Martin v City of Edinburgh District Council (Court of Sessions, Scotland) 1989 “Whilst trustees cannot be expected to set aside completely all personal preferences and conscientiously held principles, they must exercise fair and impartial judgement on the merits of the issues before them”.
Defining a Trust
One text book definition of a trust is that ‘a trust is an equitable obligation binding a person (who is called a trustee) to deal with property over which he has control (which is called the trust property) for the benefit of persons (who are called the beneficiaries) of whom he may himself be one.
The most important principle is that one person is holding assets for the benefit of others. In the case of a pension scheme, the trustees are holding the pension fund assets for the benefit of the members and their first duty is to them. The term ‘Members’ includes not just active members paying into the scheme, but also people with deferred pensions and those who are drawing benefits.
Duties, responsibilities of a Trustee
The fundamental duty of a trustee is to make certain the provisions of the trust deed are adhered to. Any trustee failing to do this is in breach of trust.
Other duties:
· Paying the right benefits at the right time
· Keeping accurate records of members and dependents
· Keeping proper accounts
· Ensuring scheme assets are properly and prudently invested
The Pensions Act 1995 placed thefollowing key responsibilities on trustees
Appointment of professional advisers:
Scheme Actuary
Scheme Auditor
Fund Manager
Custodian
Legal Advisor
Investment of scheme’s assets:
Trustees have complete power to invest scheme assets as if they were their own, subject to their duty of care, the taking of proper advice from qualified advisors, any scheme restrictions and the statuary restriction that no more than 5% of the market value of the fund may at any time be invested in employer related investments.
New regulations to comply with the EU Directive on pension schemes, from late 2005, require the trustees to invest predominately in regulated markets and to ensure proper diversification.
Statement of Investment Principles (SIP):
Trustees must prepare and maintain this statement after taking advice from an experienced investment adviser and after consulting the employer it must include :
· Kinds of investment to be held and the balance between them
· Risk and expected return
· Realisation of assets
· The trustees’ policy on socially responsible investments and the exercise of voting rights.
· Compliance with scheme funding legislation. Since 22 September 2005when MFR ceased, legislation now dictates that a triennial valuation must be carried out with liabilities valued on a basis determined by the trustees as appropriate for their own scheme.
· Disclosure of pension scheme information. Under UK pension law, scheme trustees are required to make a substantial range of information available to scheme members. Although as trustees we delegate most of these duties to the secretariat we are still responsible for them being carried out.
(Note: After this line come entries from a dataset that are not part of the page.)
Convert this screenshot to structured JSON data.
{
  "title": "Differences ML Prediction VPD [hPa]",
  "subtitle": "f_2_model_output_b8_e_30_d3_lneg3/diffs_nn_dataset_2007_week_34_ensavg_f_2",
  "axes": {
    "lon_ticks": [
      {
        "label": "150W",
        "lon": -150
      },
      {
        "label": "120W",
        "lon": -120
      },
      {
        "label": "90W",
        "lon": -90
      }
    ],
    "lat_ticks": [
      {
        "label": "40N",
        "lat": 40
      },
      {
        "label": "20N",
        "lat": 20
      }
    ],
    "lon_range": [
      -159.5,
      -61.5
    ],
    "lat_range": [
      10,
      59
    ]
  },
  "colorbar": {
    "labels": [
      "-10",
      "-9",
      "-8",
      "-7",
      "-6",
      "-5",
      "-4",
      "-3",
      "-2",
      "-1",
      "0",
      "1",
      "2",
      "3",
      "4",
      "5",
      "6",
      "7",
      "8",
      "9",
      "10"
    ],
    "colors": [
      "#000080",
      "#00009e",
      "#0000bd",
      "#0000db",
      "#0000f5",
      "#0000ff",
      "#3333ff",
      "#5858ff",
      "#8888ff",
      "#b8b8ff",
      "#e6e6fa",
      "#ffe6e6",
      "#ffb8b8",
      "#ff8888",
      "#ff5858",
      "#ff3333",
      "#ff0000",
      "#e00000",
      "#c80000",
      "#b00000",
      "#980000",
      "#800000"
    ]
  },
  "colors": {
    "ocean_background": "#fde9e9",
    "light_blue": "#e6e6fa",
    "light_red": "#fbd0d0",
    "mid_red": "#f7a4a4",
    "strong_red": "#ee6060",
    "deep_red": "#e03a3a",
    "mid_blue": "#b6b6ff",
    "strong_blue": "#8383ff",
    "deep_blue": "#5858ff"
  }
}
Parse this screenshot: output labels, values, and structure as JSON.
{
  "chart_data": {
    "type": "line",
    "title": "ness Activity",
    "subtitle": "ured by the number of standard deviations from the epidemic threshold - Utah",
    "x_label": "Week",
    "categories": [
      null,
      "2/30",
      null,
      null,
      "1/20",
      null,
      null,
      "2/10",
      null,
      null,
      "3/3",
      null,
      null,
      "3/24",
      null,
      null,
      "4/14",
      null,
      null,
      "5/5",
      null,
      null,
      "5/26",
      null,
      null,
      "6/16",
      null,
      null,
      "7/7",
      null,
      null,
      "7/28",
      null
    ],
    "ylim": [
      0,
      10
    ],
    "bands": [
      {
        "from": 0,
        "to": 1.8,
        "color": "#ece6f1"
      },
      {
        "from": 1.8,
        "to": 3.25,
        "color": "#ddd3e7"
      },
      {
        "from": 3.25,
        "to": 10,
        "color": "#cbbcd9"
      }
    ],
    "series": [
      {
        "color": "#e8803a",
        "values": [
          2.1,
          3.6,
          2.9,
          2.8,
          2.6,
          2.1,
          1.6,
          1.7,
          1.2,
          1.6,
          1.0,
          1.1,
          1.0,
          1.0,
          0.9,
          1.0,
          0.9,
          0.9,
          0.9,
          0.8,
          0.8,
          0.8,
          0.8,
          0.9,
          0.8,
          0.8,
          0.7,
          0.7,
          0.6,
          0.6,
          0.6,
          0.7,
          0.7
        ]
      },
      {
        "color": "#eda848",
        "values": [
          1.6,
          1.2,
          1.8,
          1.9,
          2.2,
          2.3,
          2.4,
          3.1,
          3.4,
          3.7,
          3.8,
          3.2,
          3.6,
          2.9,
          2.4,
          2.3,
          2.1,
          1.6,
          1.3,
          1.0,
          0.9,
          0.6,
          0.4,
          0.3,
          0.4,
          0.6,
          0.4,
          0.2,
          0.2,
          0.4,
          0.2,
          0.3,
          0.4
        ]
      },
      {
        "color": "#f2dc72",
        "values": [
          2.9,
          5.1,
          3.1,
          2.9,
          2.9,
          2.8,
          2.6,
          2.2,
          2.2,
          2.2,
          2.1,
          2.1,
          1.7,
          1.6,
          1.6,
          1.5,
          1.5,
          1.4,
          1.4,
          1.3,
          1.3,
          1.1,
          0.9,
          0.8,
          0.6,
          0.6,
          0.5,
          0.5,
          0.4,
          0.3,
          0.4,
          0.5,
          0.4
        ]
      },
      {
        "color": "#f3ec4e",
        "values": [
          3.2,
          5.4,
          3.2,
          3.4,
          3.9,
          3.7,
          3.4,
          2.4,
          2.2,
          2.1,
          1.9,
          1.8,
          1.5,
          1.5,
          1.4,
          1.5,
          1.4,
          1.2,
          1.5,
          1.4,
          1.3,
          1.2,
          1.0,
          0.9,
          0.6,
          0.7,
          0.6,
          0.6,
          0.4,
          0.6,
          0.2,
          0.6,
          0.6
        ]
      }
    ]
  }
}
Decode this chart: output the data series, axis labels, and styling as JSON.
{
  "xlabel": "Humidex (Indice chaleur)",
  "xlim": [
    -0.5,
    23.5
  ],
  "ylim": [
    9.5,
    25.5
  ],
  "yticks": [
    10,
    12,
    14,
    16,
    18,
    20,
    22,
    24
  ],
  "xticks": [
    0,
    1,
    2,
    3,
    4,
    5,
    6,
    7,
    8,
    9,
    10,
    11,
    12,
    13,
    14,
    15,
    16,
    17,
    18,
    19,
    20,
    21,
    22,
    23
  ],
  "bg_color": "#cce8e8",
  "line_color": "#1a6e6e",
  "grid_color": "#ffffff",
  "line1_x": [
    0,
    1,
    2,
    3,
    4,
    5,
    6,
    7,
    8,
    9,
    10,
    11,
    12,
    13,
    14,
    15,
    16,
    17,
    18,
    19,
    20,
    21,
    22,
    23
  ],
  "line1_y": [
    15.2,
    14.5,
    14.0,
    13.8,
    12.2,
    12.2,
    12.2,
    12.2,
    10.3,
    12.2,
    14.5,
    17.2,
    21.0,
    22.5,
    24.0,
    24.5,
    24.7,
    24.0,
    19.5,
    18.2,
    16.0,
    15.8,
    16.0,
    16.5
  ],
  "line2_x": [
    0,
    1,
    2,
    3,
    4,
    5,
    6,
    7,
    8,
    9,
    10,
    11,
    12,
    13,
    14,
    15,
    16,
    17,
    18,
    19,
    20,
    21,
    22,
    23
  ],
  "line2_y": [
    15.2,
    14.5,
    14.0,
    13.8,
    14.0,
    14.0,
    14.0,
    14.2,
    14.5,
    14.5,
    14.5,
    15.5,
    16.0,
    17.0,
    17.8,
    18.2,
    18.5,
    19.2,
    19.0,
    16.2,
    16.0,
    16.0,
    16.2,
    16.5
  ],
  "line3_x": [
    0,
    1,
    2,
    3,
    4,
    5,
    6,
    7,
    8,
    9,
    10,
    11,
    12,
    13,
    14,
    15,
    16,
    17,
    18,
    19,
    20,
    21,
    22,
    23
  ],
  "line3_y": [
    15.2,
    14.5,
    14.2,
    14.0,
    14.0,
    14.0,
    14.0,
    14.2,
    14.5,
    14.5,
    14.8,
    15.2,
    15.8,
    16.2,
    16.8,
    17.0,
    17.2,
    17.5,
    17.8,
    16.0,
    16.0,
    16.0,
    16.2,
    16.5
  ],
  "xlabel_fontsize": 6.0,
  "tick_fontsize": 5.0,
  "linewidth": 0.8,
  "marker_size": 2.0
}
In all the articles I have read I have never come across a description of a trustee as
being a “representative”
The Pensions Regulator
In April 2005 responsibility for monitoring occupational pension schemes was
transferred to the new Pensions Regulator who has wide powers to conduct
investigations and can impose severe penalties for non-compliance with
legislation. The demands of the Regulator have therefore focused the trustees’ attention for an increased requirement for training and understanding and to complete the new “e”
learning course. Our expertise is now demanded rather than assumed, with the onus being on the trustees to prove they have the required training and understanding. The duties of a trustee are therefore onerous and not to be taken lightly; we take our responsibilities very seriously and will always act to the best of our ability in accordance with trust and case law, legislation and best practice.